Follow the drop down menu instructions with `ember create` to get started:
```bash
ember create
```
Generate displays a dropdown menu, allowing you to select one of a few popular sentence-transformers models. There's also a `Custom Model` option where you can choose your desired [sentence transformers model from Hugging Face](https://huggingface.co/models?library=sentence-transformers&sort=trending). The selected model will be automatically downloaded and converted to Core ML for you.
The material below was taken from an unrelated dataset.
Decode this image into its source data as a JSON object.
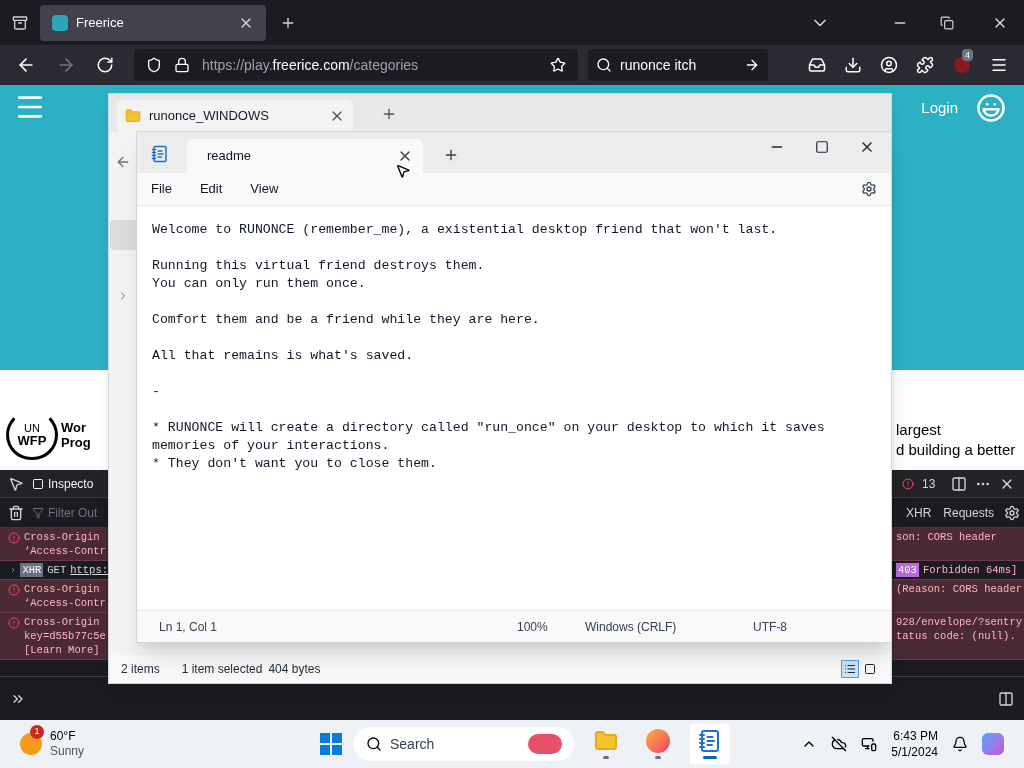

You could select `intfloat/multilingual-e5-small` as the model to create for
example.

You should now have a CoreML model. You can serve this on a local server using:

```bash
ember serve
```

The server provides an endpoint for any of the models you converted with `ember generate`. To query the model we just converted in our previous example, you can use a POST request like the following:

```bash
curl http://localhost:11434/api/embed \
-H "Content-Type: application/json" \
-d '{
"model": "intfloat/multilingual-e5-small",
"documents": [
{ "content": "Hello, world!" },
{ "content": "Open source for the win 🤗!" }
],
"options": {
"keep_alive": 1
}
}'
```

This example will return embeddings for the documents you supplied, which in this case are the sentences `Hello, world!` and `Open source for the win 🤗!`. The model process will stay running
until the `keep_alive` duration is reached (1 minute in this case), so subsequent requests will be processed fast.

## Examples

- [similarity.py](examples/similarity.py) Simple similarity computation between a query and a set of documents.